The bottom line is there is always a brace moment where it is strong enough to throw the disc well. It's just that it's not always as strong in player to player and from throw to throw.
 
My thought is more along the lines of thinking a rope is attached to the backside of you front shoulder and its coiled around a giant top in back of your rear leg and you have to rotate your body to pull that rope to get the top to spin.


ahahaha :doh:

well that just explains it perfectly. you have to rotate your body... so that your rear leg pivots and rotates... so that your shoulders can rotate.

:clap: you've outdone yourself!
 
My thought is more along the lines of thinking a rope is attached to the backside of you front shoulder and its coiled around a giant top in back of your rear leg and you have to rotate your body to pull that rope to get the top to spin.

In this video Mike Austin demonstrates with a rope that the "swing is initiated by a coordinated action of the body, arms, hands, legs, and feet..."

 
My lizard brain can't think about both at same time.
https://www.youtube.com/watch?v=0CSHqnYNijw#t=1m30s

Just need to condition those muscles so you can resists that 30-40 pounds of arm swinging in front you. Super easy, super effortless and very healthy. You are absolutely not going to injure your back, knee, shoulder and elbow doing that.

ninjaedit:
incase there are more RoDeos out there I would advice against this. You are absolutely going to injure your back, knee, shoulder and elbow.
 
Last edited:
I never made up a drill. A drill is something you do to get better at something. I was showing how the lateral shift by itself doesn't create rotation.
But you did create rotation. You were using all your might to resist rotation.

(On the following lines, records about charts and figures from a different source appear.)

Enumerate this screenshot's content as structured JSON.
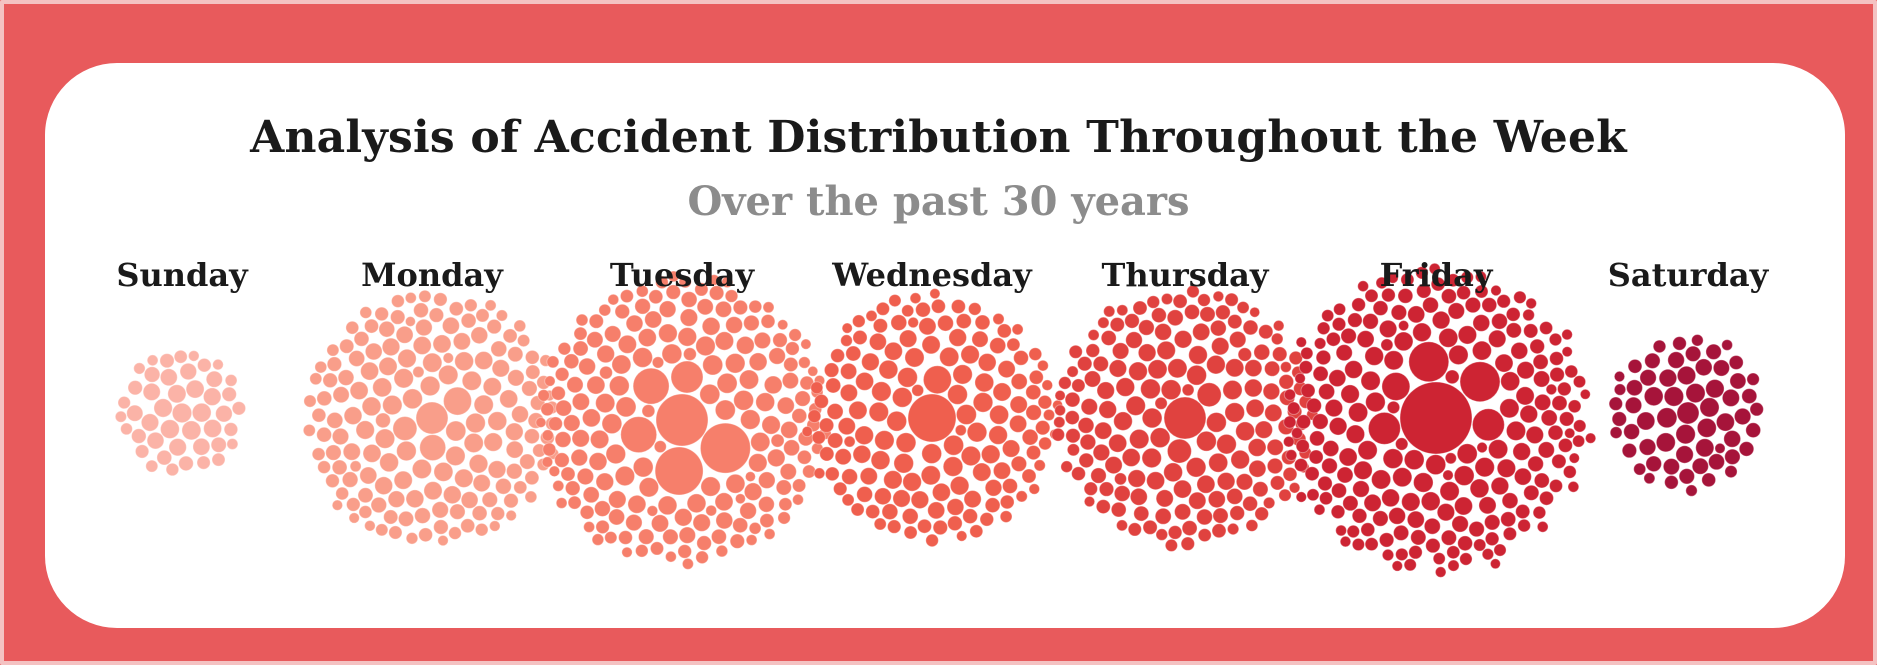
{
  "title": "Analysis of Accident Distribution Throughout the Week",
  "subtitle": "Over the past 30 years",
  "chart_data": {
    "type": "packed-bubble",
    "title": "Analysis of Accident Distribution Throughout the Week",
    "subtitle": "Over the past 30 years",
    "groups": [
      {
        "label": "Sunday",
        "color": "#fbb3a7",
        "bubbles": 45,
        "big": []
      },
      {
        "label": "Monday",
        "color": "#f99e8a",
        "bubbles": 160,
        "big": [
          16,
          14,
          13,
          12
        ]
      },
      {
        "label": "Tuesday",
        "color": "#f67f6b",
        "bubbles": 190,
        "big": [
          26,
          25,
          24,
          18,
          18,
          16
        ]
      },
      {
        "label": "Wednesday",
        "color": "#ef5f4e",
        "bubbles": 150,
        "big": [
          24,
          14
        ]
      },
      {
        "label": "Thursday",
        "color": "#e0423f",
        "bubbles": 170,
        "big": [
          21,
          12,
          12
        ]
      },
      {
        "label": "Friday",
        "color": "#cd2433",
        "bubbles": 220,
        "big": [
          36,
          20,
          20,
          16,
          16,
          14
        ]
      },
      {
        "label": "Saturday",
        "color": "#a6143a",
        "bubbles": 60,
        "big": [
          11
        ]
      }
    ],
    "legend": "none",
    "grid": false
  },
  "colors": {
    "background": "#e85a5c",
    "card": "#ffffff",
    "title": "#1a1a1a",
    "subtitle": "#8c8c8c"
  }
}
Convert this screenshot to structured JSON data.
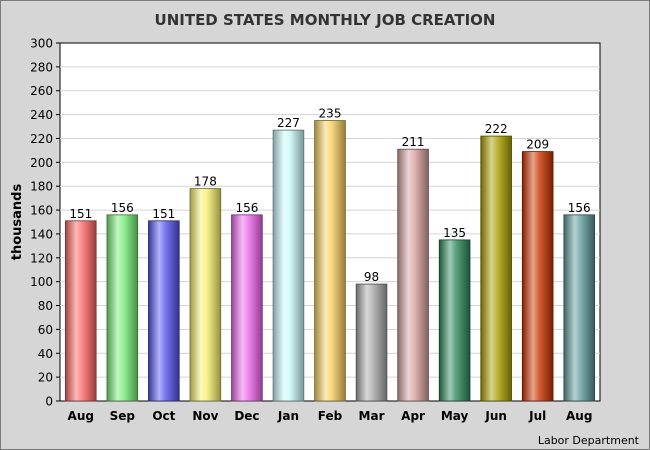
{
  "chart_data": {
    "type": "bar",
    "title": "UNITED STATES MONTHLY JOB CREATION",
    "ylabel": "thousands",
    "xlabel": "",
    "source": "Labor Department",
    "categories": [
      "Aug",
      "Sep",
      "Oct",
      "Nov",
      "Dec",
      "Jan",
      "Feb",
      "Mar",
      "Apr",
      "May",
      "Jun",
      "Jul",
      "Aug"
    ],
    "values": [
      151,
      156,
      151,
      178,
      156,
      227,
      235,
      98,
      211,
      135,
      222,
      209,
      156
    ],
    "colors": [
      "#ff6666",
      "#77ee77",
      "#5555ee",
      "#f8f070",
      "#ee66ee",
      "#c8f8f8",
      "#f8d060",
      "#a8a8a8",
      "#d8a0a0",
      "#2e8a5e",
      "#a8a000",
      "#cc3300",
      "#5e9a9a"
    ],
    "ylim": [
      0,
      300
    ],
    "yticks": [
      0,
      20,
      40,
      60,
      80,
      100,
      120,
      140,
      160,
      180,
      200,
      220,
      240,
      260,
      280,
      300
    ],
    "grid": true,
    "data_labels": true
  }
}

My thought is more along the lines of thinking a rope is attached to the backside of you front shoulder and its coiled around a giant top in back of your rear leg and you have to rotate your body to pull that rope to get the top to spin.
Not sure I follow. You spin a top by pulling in straight line. Wouldn't just moving the shoulder away from the hip spin it?
 
Throwing is Newtonian physics. Converting momentum to force.

Following this thread has been very enlightening.

The body moves linearly as possible to a hard stop and the throwing motion is the conversion of the bodies MO to a force applied to the disc. The more efficient that conversion the more force and ideally accurate distance.

It's somewhat like a car crash dummy test.

Hips need to be shifted forward or else half the mass in the MO will transfer energy to the foot/ground. The rotation of the upper body. Is intended to increase the distance that the disk has to accelerate and thus improve energy transfer.

The back leg kick is a counter balance to the upper body shift.